A mason, or blueberry bee (Megachilidae), found in Plumas, California. Credit: Public Domain via Flickr/University of Texas at Austin’s Insects Unlocked
Zipping by in a flash of shimmering blues, greens, and even purples, is a member of Halictidae, or the sweat bee. Unlike the social hive behavior of honey and bumble bees, it lives a short, solitary life—collecting pollen and nectar into a sticky ball of “bee bread” for its offspring.

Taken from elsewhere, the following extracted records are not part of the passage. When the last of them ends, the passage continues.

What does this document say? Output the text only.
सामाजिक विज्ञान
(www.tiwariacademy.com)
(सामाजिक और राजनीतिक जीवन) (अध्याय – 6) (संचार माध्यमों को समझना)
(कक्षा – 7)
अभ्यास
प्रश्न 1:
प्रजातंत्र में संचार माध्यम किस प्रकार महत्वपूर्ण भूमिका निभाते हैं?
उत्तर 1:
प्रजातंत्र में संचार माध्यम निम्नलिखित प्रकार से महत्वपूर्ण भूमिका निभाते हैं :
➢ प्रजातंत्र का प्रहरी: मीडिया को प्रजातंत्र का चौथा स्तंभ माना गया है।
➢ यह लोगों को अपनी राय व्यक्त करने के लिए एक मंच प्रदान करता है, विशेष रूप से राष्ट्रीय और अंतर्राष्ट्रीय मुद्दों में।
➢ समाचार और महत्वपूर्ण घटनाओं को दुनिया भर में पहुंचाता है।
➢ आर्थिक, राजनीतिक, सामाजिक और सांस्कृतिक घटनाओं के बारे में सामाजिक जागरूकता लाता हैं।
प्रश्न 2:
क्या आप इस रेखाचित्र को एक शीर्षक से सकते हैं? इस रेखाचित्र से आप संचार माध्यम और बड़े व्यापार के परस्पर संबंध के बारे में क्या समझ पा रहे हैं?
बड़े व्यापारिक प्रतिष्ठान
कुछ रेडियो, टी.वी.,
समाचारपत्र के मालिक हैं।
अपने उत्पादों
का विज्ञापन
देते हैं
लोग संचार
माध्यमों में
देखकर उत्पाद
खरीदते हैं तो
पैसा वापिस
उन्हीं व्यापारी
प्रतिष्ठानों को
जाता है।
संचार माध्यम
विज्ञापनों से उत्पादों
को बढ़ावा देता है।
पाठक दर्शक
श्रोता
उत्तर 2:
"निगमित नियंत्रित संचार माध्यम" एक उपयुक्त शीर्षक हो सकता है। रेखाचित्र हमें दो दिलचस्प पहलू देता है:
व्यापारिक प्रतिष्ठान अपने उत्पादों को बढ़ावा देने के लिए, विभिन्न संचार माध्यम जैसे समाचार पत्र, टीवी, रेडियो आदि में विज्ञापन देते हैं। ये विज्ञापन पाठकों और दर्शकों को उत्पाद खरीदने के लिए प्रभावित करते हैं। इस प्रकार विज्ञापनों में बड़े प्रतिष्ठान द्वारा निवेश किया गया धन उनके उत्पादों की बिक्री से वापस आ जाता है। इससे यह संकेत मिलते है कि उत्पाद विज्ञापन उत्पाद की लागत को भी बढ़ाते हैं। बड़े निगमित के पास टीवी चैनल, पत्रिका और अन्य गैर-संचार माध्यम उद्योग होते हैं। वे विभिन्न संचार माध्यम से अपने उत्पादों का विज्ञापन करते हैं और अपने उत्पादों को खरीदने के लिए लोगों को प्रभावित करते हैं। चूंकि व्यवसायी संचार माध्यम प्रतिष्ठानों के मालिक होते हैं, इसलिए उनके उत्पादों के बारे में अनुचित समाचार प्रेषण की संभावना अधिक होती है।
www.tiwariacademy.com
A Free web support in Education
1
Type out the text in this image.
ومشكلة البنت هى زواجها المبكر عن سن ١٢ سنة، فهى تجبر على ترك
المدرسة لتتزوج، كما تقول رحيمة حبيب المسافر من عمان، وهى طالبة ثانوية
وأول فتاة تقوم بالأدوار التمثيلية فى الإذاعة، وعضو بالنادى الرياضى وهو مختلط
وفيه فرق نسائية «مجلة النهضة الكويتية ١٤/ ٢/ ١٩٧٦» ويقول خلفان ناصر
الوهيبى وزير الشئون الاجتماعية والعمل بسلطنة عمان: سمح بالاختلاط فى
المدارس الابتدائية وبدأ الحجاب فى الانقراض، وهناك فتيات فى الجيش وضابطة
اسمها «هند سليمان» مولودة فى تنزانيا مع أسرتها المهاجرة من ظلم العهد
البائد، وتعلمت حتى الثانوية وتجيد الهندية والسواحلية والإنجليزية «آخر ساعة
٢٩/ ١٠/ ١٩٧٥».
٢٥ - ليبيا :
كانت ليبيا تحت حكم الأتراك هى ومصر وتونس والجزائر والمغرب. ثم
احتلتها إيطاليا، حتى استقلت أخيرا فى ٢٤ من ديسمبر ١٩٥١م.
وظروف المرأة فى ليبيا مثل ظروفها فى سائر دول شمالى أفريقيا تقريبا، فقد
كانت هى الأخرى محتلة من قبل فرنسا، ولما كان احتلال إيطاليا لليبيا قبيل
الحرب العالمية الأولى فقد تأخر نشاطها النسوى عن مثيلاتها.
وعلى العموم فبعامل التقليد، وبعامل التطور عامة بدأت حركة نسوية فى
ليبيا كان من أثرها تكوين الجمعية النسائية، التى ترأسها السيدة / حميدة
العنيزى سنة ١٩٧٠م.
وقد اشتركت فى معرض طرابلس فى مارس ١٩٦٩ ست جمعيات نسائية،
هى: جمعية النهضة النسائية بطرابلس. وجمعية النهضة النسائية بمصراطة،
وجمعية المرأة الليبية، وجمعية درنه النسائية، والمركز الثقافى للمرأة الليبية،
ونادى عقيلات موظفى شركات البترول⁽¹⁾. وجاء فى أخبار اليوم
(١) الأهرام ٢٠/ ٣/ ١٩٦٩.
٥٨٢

And in the midst of tending to your garden or jogging in the afternoon, you may find this small, iridescent bee land on your arm for a quick snack of essential salts in your sweat.

“They almost look like jewels, they just sparkle,” says Shalene Jha, a biologist and bee researcher at the University of Texas at Austin. “I always imagine that they must feel like they’re the most gorgeous creatures on the planet.”

The sweat bee is just one of the many tiny bees—the size of a grain of rice or a lady bug—native to Texas that Jha and her lab studies. But these Hymenoptera gems live all around the world and are common in many environments, from temperate to tropical. In fact, there are more than 20,000 known species of wild bees on our planet, says Jha. While they may be small in size, these bees also play a crucial role in the pollination of native plants.